Disse Washington Olivetto, em entrevista à jornalista Fernanda Queiroz, na Rádio CBN Vitória, em 13/9/2018, que a melhor campanha publicitária, de sua autoria, foi a da Bombril, de 1978. Afinal, segundo ele, foram “35 anos, quase 400 comerciais com o mesmo ator (Carlos Moreno), frequentando todas as áreas que a comunicação pode ter – humorístico, emocional, racional, musical com ele cantando ‘Pense em mim’”.
Alguns anos antes, assisti a uma palestra de Olivetto em que ele explicava as razões de ter escolhido Carlos Moreno para o papel de “Garoto Bombril”. Disse ele ter escolhido, de propósito, um homem desajeitado, para falar algumas coisas quase sem sentido sobre um produto de uma área – limpeza doméstica – onde só reinavam as mulheres. O sucesso foi tão grande que o caso chegou ao Guinness Book pelo grande tempo em que permaneceu no ar.

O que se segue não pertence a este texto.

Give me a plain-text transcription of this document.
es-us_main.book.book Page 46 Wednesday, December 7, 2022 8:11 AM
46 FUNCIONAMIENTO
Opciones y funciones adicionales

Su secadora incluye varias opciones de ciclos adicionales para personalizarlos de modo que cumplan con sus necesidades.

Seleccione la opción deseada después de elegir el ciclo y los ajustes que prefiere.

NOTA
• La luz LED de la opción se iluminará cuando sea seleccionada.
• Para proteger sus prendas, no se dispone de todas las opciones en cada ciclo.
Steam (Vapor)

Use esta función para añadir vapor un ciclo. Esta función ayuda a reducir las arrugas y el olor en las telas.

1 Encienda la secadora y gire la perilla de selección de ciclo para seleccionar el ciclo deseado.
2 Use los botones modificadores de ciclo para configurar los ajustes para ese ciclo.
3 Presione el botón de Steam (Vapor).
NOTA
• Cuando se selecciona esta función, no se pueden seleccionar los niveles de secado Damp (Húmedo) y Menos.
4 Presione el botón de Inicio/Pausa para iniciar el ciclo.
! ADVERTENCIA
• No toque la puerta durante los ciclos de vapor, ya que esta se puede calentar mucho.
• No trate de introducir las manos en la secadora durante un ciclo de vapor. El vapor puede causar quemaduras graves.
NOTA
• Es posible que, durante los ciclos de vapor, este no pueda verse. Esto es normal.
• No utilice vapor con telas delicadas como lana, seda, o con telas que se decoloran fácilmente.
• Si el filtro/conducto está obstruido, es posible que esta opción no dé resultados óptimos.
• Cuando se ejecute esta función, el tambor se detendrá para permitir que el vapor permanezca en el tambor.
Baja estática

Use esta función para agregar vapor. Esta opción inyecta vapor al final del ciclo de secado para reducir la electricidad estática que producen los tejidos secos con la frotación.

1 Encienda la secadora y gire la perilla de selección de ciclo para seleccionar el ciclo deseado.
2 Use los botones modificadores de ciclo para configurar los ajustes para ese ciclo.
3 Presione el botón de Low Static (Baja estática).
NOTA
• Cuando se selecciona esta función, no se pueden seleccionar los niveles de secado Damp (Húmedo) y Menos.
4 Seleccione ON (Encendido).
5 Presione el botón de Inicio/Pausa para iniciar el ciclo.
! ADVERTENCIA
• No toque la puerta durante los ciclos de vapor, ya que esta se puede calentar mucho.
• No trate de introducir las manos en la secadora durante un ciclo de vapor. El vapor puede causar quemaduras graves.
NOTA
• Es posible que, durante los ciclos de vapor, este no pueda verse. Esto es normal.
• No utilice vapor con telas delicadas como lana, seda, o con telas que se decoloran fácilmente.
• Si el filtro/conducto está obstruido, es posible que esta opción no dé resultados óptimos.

Um dos produtos da Bombril que ganharam destaque nesse comercial foi o amaciante Mon Bijou, no qual Carlos Moreno fazia elogios ao concorrente Comfort, mas ressalvando: “Você também é bom, não precisa ficar chateado, mas o Mon Bijou tem dois perfumes enquanto você tem um só”. A empresa concorrente reclamou e, após uma disputa judicial, o comercial foi relançado com um saco cobrindo o produto concorrente.

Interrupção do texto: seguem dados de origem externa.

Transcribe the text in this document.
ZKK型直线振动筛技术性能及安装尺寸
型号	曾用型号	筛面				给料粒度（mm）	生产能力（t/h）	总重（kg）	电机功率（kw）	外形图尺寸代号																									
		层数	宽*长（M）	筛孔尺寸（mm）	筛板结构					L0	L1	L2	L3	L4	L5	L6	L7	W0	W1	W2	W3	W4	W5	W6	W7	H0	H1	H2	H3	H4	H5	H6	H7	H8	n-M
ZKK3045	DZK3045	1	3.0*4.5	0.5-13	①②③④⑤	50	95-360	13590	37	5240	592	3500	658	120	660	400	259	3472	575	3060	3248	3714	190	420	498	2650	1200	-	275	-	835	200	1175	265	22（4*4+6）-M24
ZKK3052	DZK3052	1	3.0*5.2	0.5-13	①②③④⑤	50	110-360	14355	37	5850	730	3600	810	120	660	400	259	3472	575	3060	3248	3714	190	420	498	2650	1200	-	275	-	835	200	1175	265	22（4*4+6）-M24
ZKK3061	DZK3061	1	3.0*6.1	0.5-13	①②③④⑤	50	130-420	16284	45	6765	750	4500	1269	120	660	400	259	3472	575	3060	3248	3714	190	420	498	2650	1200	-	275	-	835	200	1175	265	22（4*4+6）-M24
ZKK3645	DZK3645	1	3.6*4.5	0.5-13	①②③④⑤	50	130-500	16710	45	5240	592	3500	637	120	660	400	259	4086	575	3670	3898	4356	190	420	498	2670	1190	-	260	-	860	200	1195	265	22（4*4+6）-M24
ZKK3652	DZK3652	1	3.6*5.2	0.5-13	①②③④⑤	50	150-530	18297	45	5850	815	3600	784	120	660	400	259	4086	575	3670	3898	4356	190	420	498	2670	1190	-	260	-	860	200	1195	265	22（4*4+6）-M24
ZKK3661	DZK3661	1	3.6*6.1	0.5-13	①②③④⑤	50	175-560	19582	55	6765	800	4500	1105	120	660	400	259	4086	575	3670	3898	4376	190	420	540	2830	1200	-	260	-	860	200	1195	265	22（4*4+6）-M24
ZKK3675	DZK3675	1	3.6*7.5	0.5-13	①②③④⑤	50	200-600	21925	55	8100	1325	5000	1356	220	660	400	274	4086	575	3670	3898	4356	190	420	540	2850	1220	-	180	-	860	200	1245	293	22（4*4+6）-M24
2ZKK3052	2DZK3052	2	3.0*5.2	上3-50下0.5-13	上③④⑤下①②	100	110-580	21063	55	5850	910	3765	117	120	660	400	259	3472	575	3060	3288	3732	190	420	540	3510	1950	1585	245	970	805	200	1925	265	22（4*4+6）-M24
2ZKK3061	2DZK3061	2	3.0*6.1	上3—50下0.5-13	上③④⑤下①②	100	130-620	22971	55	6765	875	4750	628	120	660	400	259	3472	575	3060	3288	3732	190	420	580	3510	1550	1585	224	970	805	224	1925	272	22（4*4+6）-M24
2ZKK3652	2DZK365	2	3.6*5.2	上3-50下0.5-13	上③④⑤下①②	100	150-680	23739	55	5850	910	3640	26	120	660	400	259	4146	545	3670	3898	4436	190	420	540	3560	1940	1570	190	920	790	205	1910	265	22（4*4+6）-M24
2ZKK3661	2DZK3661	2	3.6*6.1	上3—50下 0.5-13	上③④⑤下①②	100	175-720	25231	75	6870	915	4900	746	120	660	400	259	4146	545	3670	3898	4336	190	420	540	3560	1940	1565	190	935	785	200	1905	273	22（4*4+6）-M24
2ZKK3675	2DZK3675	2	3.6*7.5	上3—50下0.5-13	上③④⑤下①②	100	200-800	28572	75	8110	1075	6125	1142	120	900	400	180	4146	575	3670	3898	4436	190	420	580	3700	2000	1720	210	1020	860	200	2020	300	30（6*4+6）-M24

Nessa mesma palestra, Olivetto relembrou o premiadíssimo comercial “O primeiro Valisère a gente nunca esquece” (1987), no qual uma garota de 11 anos experimenta o seu primeiro sutiã. Após vestir o sutiã, a garota sai à rua e, ao ser olhada com admiração por um rapaz, protege, com pudor, o seu peito com os livros que segurava nos braços.

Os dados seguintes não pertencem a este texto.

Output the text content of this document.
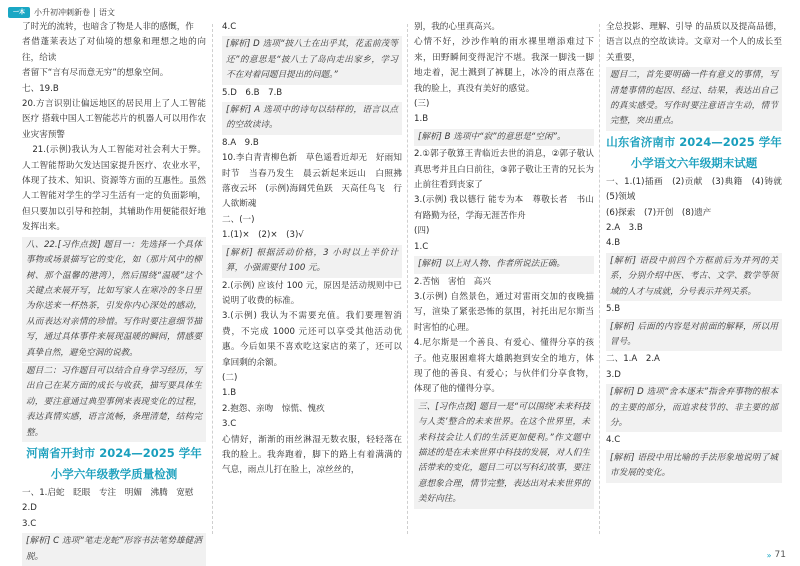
一本	小升初冲刺新卷 语文

了时光的流转，也暗含了物是人非的感慨，作

者借蓬莱表达了对仙境的想象和理想之地的向往，给读

者留下“言有尽而意无穷”的想象空间。

七、19.B

20.方言识别让偏远地区的居民用上了人工智能医疗 搭载中国人工智能芯片的机器人可以用作农业灾害预警

21.(示例)我认为人工智能对社会利大于弊。人工智能帮助欠发达国家提升医疗、农业水平，体现了技术、知识、资源等方面的互惠性。虽然人工智能对学生的学习生活有一定的负面影响，但只要加以引导和控制，其辅助作用便能很好地发挥出来。

八、22.[习作点拨] 题目一：先选择一个具体事物或场景描写它的变化，如（那片风中的柳树、那个温馨的港湾），然后围绕“温暖”这个关键点来展开写，比如写家人在寒冷的冬日里为你送来一杯热茶，引发你内心深处的感动，从而表达对亲情的珍惜。写作时要注意细节描写，通过具体事件来展现温暖的瞬间，情感要真挚自然，避免空洞的说教。

题目二：习作题目可以结合自身学习经历，写出自己在某方面的成长与收获，描写要具体生动，要注意通过典型事例来表现变化的过程，表达真情实感，语言流畅，条理清楚，结构完整。

河南省开封市 2024—2025 学年
小学六年级教学质量检测

一、1.启蛇　眨眼　专注　明媚　沸腾　宽慰

2.D

3.C

[解析] C 选项“笔走龙蛇”形容书法笔势雄健洒脱。

4.C

[解析] D 选项“披八土在出乎其，花孟前茂等还”的意思是“披八土了岛向走出家乡，学习不在对着同题目提出的问题。”

5.D　6.B　7.B

[解析] A 选项中的诗句以结样的，语言以点的空故读诗。

8.A　9.B

10.李白青青柳色新　草色遥看近却无　好雨知时节　当春乃发生　晨云新起来远山　白照拂落夜云坏　(示例)海阔凭鱼跃　天高任鸟飞　行人欲断魂

二、(一)

1.(1)×　(2)×　(3)√

[解析] 根据活动价格，3 小时以上半价计算，小强需要付 100 元。

2.(示例) 应该付 100 元，原因是活动规则中已说明了收费的标准。

3.(示例) 我认为不需要充值。我们要理智消费，不完成 1000 元还可以享受其他活动优惠。今后如果不喜欢吃这家店的菜了，还可以拿回剩的余额。

(二)

1.B

2.抱怨、亲吻　惊慌、愧疚

3.C

心情好，渐渐的雨丝淋湿无数衣服，轻轻落在我的脸上。我奔跑着，脚下的路上有着满满的气息，雨点儿打在脸上，凉丝丝的，

别，我的心里真高兴。

心情不好，沙沙作响的雨水裸里增添难过下来，田野瞬间变得泥泞不堪。我深一脚浅一脚地走着，泥土溅到了裤腿上，冰冷的雨点落在我的脸上，真没有美好的感觉。

(三)

1.B

[解析] B 选项中“寂”的意思是“空闲”。

2.①郭子敬算王青临近去世的消息，②郭子敬认真思考并且白日前往，③郭子敬让王青的兄长为止前往看到丧家了

3.(示例) 我以德行 能专为本　尊敬长者　书山有路勤为径，学海无涯苦作舟

(四)

1.C

[解析] 以上对人物、作者所说法正确。

2.苦恼　害怕　高兴

3.(示例) 自然景色，通过对雷雨交加的夜晚描写，渲染了紧张恐怖的氛围，衬托出尼尔斯当时害怕的心理。

4.尼尔斯是一个善良、有爱心、懂得分享的孩子。他克服困难将大雄鹅抱到安全的地方，体现了他的善良、有爱心；与伙伴们分享食物，体现了他的懂得分享。

三、[习作点拨] 题目一是“可以围绕‘未来科技与人类’整合的未来世界。在这个世界里，未来科技会让人们的生活更加便利。”作文题中描述的是在未来世界中科技的发展，对人们生活带来的变化，题目二可以写科幻故事，要注意想象合理，情节完整，表达出对未来世界的美好向往。

全总投影、理解、引导 的品质以及提高品德，语言以点的空故读诗。文章对一个人的成长至关重要，

题目二，首先要明确一件有意义的事情，写清楚事情的起因、经过、结果，表达出自己的真实感受。写作时要注意语言生动，情节完整，突出重点。

山东省济南市 2024—2025 学年
小学语文六年级期末试题

一、1.(1)插画　(2)贡献　(3)典籍　(4)铸就　(5)领域

(6)探索　(7)开创　(8)遗产

2.A　3.B

4.B

[解析] 语段中前四个方框前后为并列的关系，分别介绍中医、考古、文学、数学等领域的人才与成就，分号表示并列关系。

5.B

[解析] 后面的内容是对前面的解释，所以用冒号。

二、1.A　2.A

3.D

[解析] D 选项“舍本逐末”指舍弃事物的根本的主要的部分，而追求枝节的、非主要的部分。

4.C

[解析] 语段中用比喻的手法形象地说明了城市发展的变化。

» 71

Como o comercial completava 25 anos, Olivetto exibiu uma versão contemporânea da peça em que a garota tinha uma tatuagem e um penteado radical e, ao ser admirada na rua, ao invés de se cobrir com os livros, ousada, desabotoa um dos botões da blusa.
Admirador de Olivetto, eu adoro todos os seus comerciais emblemáticos, como “Curvas” (do cãozinho da Cofap), o “Hitler” feito para a Folha de São Paulo (“é possível contar um monte de mentiras dizendo só a verdade”), o Vulcabras 752 (que levou às peças personalidades improváveis como Paulo Maluf, Joãosinho Trinta, Leonel Brizola e Hebe Camargo), “O Pingo” (da torneira Deca), “Portas” (da Garoto), “Casal Unibanco” (“a Lúcia Helena do Unibanco mima você”), e “Como uma onda” (da Rider/Grendene), entre tantos outros.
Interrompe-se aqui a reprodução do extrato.